Selain itu, budaya organisasi turut mempengaruhi penerapan GCG di Indonesia.
Penerapan GCG Di Indonesia
Krisis ekonomi yang menghantam Asia telah berlalu lebih dari delapan tahun. Krisis ini
ternyata berdampak luas teutama dalam merontokkan rezim politik yang berkuasa di Korea
Selatan, Thailand, dan Indonesia. Ketiga negara yang di awal tahun 1990-an dipandang
sebagai the Asian tiger, harus mengakui bahwa pondasi ekonomi mereka rapuh, yang pada
akhirnya merambah pada krisis politik. Setelah delapan tahun, sejak krisis tersebut melanda,
kita sekarang dapat melihat pertumbuhan kembali negara-negara yang amat terpukul oleh
krisis tersebut. Korea Selatan yang pernah terjangkit kejahatan financial yang melibatkan
para eksekutif puncak perusahaan-perusahaan blue-chip, kini telah pulih. Perkembangan yang
sama juga terlihat dengan Thailand maupun negara-negara ASEAN lainnya.

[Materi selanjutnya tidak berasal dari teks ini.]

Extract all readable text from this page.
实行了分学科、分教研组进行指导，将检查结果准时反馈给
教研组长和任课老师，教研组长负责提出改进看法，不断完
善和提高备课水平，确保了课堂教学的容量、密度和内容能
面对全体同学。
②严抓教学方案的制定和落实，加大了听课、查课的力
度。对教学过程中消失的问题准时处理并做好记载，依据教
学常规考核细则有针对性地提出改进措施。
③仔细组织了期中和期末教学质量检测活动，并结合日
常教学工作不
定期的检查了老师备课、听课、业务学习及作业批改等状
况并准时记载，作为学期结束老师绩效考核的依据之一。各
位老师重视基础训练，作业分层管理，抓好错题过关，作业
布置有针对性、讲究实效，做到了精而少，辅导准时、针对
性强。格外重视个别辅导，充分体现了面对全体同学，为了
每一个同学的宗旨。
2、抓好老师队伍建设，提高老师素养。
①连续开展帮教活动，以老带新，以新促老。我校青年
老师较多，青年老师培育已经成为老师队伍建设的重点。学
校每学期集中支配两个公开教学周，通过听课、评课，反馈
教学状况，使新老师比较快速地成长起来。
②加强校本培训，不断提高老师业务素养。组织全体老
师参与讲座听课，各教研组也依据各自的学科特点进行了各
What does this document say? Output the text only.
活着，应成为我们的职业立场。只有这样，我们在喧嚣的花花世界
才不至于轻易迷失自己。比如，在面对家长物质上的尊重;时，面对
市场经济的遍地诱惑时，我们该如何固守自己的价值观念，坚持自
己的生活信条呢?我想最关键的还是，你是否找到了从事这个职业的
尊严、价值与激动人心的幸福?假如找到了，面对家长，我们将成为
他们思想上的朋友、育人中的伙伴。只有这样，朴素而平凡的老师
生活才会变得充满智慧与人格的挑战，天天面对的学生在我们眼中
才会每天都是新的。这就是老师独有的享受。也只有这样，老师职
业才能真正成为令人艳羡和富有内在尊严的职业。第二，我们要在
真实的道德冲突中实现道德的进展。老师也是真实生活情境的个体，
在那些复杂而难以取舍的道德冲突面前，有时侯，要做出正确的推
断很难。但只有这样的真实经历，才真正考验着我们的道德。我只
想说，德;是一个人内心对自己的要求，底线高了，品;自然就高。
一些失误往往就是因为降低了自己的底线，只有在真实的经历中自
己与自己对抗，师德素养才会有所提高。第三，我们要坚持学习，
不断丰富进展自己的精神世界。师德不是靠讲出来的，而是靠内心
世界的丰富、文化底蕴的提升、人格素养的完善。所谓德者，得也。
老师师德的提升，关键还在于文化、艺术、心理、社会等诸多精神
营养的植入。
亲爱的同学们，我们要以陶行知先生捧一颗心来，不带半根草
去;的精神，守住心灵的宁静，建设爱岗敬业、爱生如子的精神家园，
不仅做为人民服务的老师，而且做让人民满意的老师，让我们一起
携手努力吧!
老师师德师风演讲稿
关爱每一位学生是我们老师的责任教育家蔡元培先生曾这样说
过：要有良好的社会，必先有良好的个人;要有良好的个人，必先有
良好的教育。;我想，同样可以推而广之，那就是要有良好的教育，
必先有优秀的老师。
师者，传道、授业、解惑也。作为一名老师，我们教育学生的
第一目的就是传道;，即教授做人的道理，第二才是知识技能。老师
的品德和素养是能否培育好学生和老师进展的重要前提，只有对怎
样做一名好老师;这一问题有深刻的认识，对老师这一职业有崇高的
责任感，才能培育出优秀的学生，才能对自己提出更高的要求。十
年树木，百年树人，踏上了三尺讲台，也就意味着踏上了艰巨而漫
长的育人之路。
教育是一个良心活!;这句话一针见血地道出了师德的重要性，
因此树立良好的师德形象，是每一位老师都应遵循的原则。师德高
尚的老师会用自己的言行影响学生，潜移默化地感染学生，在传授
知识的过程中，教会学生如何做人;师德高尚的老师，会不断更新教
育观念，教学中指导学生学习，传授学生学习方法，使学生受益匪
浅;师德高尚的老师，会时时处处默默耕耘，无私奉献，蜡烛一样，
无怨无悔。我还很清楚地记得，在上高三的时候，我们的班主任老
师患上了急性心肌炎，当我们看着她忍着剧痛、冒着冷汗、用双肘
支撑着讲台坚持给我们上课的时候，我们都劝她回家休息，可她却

Bagaimana dengan Indonesia?. Era pascakrisis ditandai dengan goncangan ekonomi
berkelanjutan. Mulai dari restrukturisasi sektor perbankan, pelelangan asset para
konglomerat, yang berakibat pada penurunan iklim berusaha (Bakrie,2003). Kajian yang
dilakukan oleh Asian Development Bank (ADB) menunjukkan beberapa faktor yang memberi
kontribusi pada krisis di Indonesia. Pertama, konsentrasi kepemilikan perusahaan yang tinggi
kedua, tidak efektifnya fungsi pengawasan dewan komisaris, ketiga; inefisiensi dan
rendahnya transparansi mengenai prosedur pengendalian merger dan akuisisi perusahaan;

keempat, terlalu tingginya ketergantungan pada pendanaan eksternal; dan kelima, ketidak
memadainya pengawasan oleh para kreditor.
Awal Pendirian
Aqua merupakan pelopor industri air minum di Indonesia. Kalau kita mau menilik sedikit
pada sejarahnya, AQUA didirikan oleh Tirto Utomo, warga asli Wonosobo yang setelah
keluar bekerja dari Pertamina mendirikan usaha air minum dalam kemasan (AMDK) tahun
1920-1994. Lelaki ini yang menggagas awal ide AMDK. Kegiatan fisik perusahaan dimulai
sejak tanggal 2 februari 1973, ditandai dengan dibangunnya pabrik di kawasan Pondok Ungu,
Bekasi, Jawa Barat. Sedangkan untuk produk komersilnya dimulai sejak tanggal 1 oktober
1974. Pada mulanya produk yang dihasilakn oleh AQUA adalah air mineral botol kaca 950ml
yang kemudian disusul dengan AQUA 5 galon. Memasuki tahun 1974 sampai dengan 1978
merupakan masa sulit AQUA. Dikarenakan minimnya tingkat permintaan masyarakat
terhadap produk AQUA.
Pada mulanya segmen dari AQUA adalah masyarakat golongan kelas menengah ke atas, baik
perkantoran maupun rumah tangga. sehingga muncul produk baru yaitu AQUA berukuran
1500ml, 500ml, dan juga 220ml. Dengan diversifikasi ini menjadikan masyarakat memiliki
pilihan untuk membeli air mineral tersebut. Ditambah dengan perujbahan kemasan yang pada
awalnya hanya menggunakan kaca beralih ke plastik. Dengan ini distribusi dapat menjadi
lancar dan juga terhindar dari resiko pecahnya produk di jalan.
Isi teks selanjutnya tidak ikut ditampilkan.